いずれにしても、こちらがどう考えているかを悟られることは避けたい――仮に知らなかった場合、存在を仄めかすだけでも危険だ。ここまでコンマ一秒といったところ。ミックススは間髪入れずに返答した。
「いや、残念だがお断りする。君たちに教えてほしいのは言葉の意味ではなく、今君たちがしている行動の意味だ。私には自殺も同然に思えるが、君たちなりに意味があってそうしているのだろうと推量する」
「歪んだ体制の下での緩慢な自殺を選んでいるアナタ方に、正当なる欲求に従う我々からの要求をお伝えします。今より七二時間以内に一〇億クレディを後ほど指定する口座に送金なさい――それと、ここからの脱出の保証。ああもちろん追跡されないことが前提ですわ。それぞれ用意なさい。」
「それがなされない場合は」
「そんな悍ましいことを、アナタ方はしないでしょう」
――言い方を変えれば、悍ましいことになる、ということか。
人質を殺すのだろう。殺すまで行かなくても、虐待はされるだろう。命あっての物種とは言うが、命だけあってもそれは彼らの役目からすれば職務放棄に他ならない。いずれにしても困るのだ。
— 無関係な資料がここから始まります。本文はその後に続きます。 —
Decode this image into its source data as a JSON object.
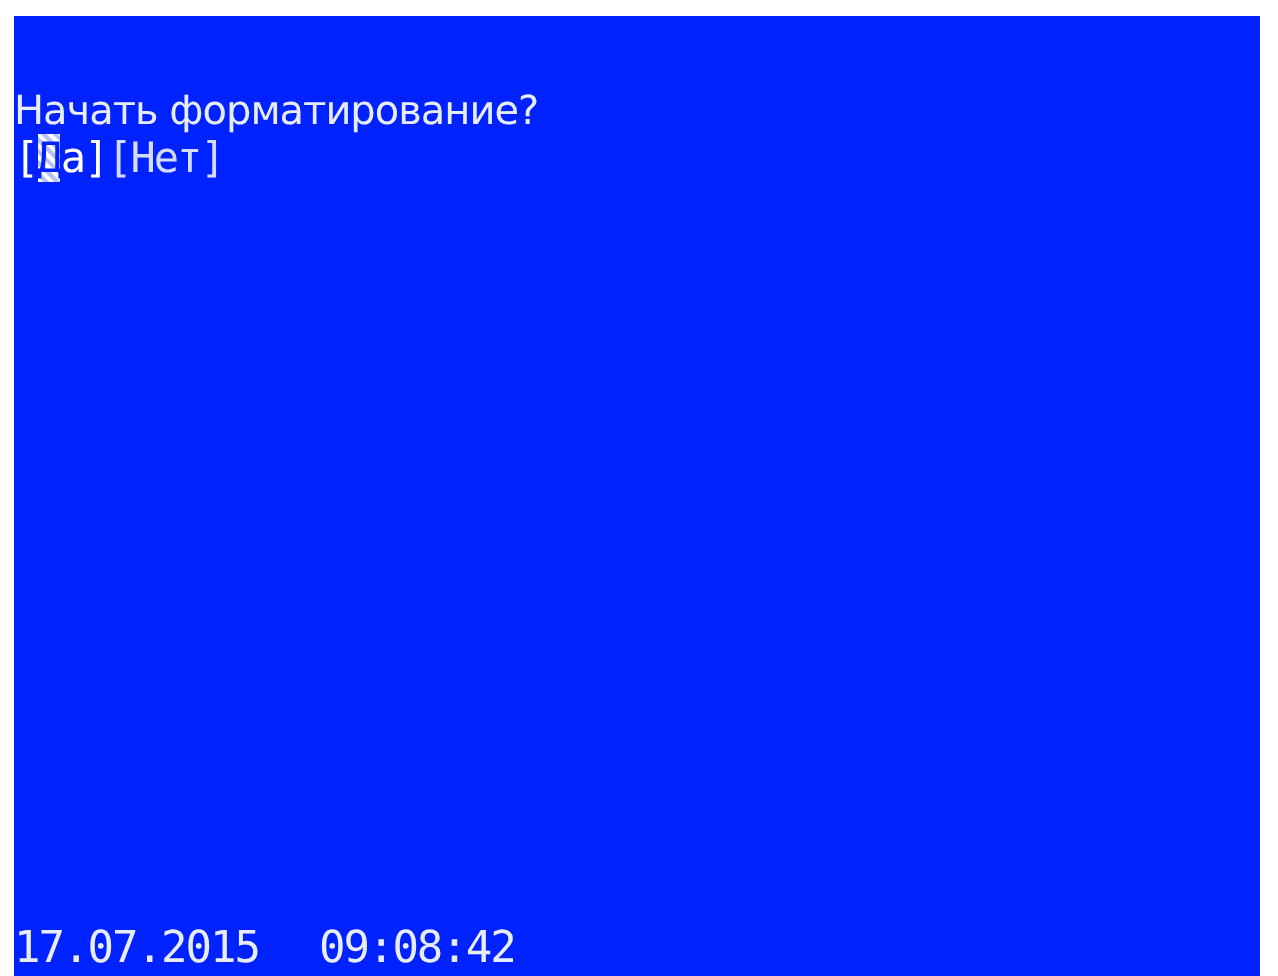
{
  "prompt": "Начать форматирование?",
  "options": [
    {
      "label": "[Да]",
      "selected": true
    },
    {
      "label": "[Нет]",
      "selected": false
    }
  ],
  "status_bar": {
    "date": "17.07.2015",
    "time": "09:08:42"
  }
}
「それは君の態度次第だと言っておく。何しろ君はまだそれがなされた場合にもたらされるこちらの利益について触れていない。それでは一方的だ」
「口に出す必要が? 無粋にもほどがある」
「あるとも。何故なら――」
ガチャリ。
電話は切られ、無機質な電子音が耳朶を打つ。もしもし、と何度か言ってみるも、それが無駄なことは自分がよく分かっていた。受話器を置き、背もたれに寄りかかる。
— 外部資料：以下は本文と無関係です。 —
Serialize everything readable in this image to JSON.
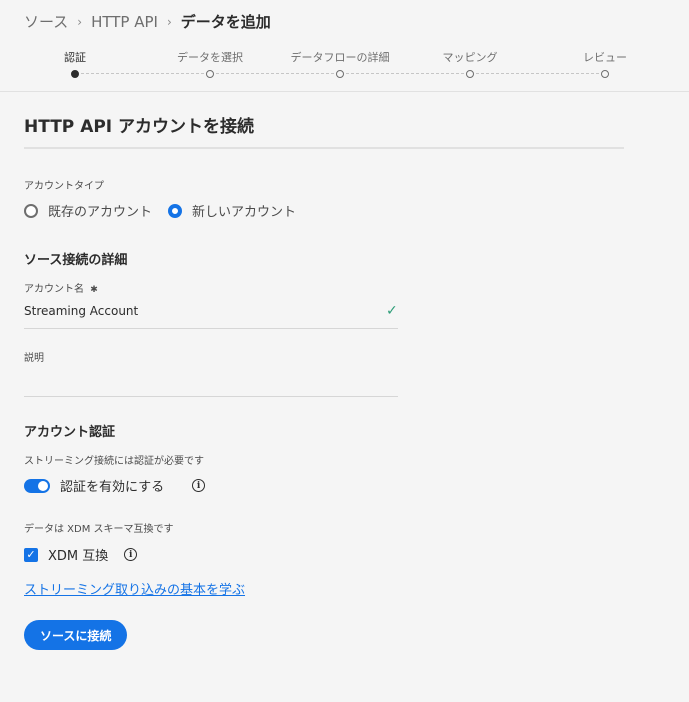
{
  "breadcrumb": {
    "items": [
      "ソース",
      "HTTP API"
    ],
    "current": "データを追加",
    "separator": "›"
  },
  "stepper": {
    "steps": [
      {
        "label": "認証",
        "active": true
      },
      {
        "label": "データを選択",
        "active": false
      },
      {
        "label": "データフローの詳細",
        "active": false
      },
      {
        "label": "マッピング",
        "active": false
      },
      {
        "label": "レビュー",
        "active": false
      }
    ]
  },
  "page": {
    "title": "HTTP API アカウントを接続"
  },
  "account_type": {
    "label": "アカウントタイプ",
    "options": [
      {
        "label": "既存のアカウント",
        "selected": false
      },
      {
        "label": "新しいアカウント",
        "selected": true
      }
    ]
  },
  "source_details": {
    "heading": "ソース接続の詳細",
    "account_name_label": "アカウント名",
    "required_marker": "✱",
    "account_name_value": "Streaming Account",
    "valid_icon": "checkmark-icon",
    "description_label": "説明",
    "description_value": ""
  },
  "auth": {
    "heading": "アカウント認証",
    "hint": "ストリーミング接続には認証が必要です",
    "toggle_label": "認証を有効にする",
    "toggle_on": true,
    "info_glyph": "i"
  },
  "xdm": {
    "hint": "データは XDM スキーマ互換です",
    "checkbox_label": "XDM 互換",
    "checked": true,
    "check_glyph": "✓",
    "info_glyph": "i"
  },
  "links": {
    "learn": "ストリーミング取り込みの基本を学ぶ"
  },
  "actions": {
    "connect_label": "ソースに接続"
  },
  "colors": {
    "accent": "#1473e6",
    "valid": "#2d9d78",
    "background": "#f5f5f5"
  }
}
「それで、」それから舌打ち混じりにオペレーターに怒鳴る。「今のはどこからかかってきた? 逆探知ぐらいはしていたんだろう⁉」
「ヤタノカガミ館からです。番号は共通番号と違いますから、直通であると考えられます」
「相手はそれぐらいは織り込み済みだろうな。本部に掛け合って愚恋隊関係の情報を掻き集めろ。分かっていることは連中のほくろの数だろうが調べ上げるんだ。それと――」
ミックススはそこで振り返ってイカロスを指さした。
「――『共和国前衛隊』。アナタたちにはまだ演習場で待機していただきたい」
「何故です。せめて前線に展開して、」
「まだ敵を刺激したくない――まして切り札となる練度なら尚更そうだ。そう伝えていただく」
「……了解しました」
イカロスは、一礼して近くのオペレーターに通信機を借りた。電話で演習場を呼び出すよりも、車両で向かう準備をしているはずの主席職員へ直接連絡した方が早いと思ったのだ。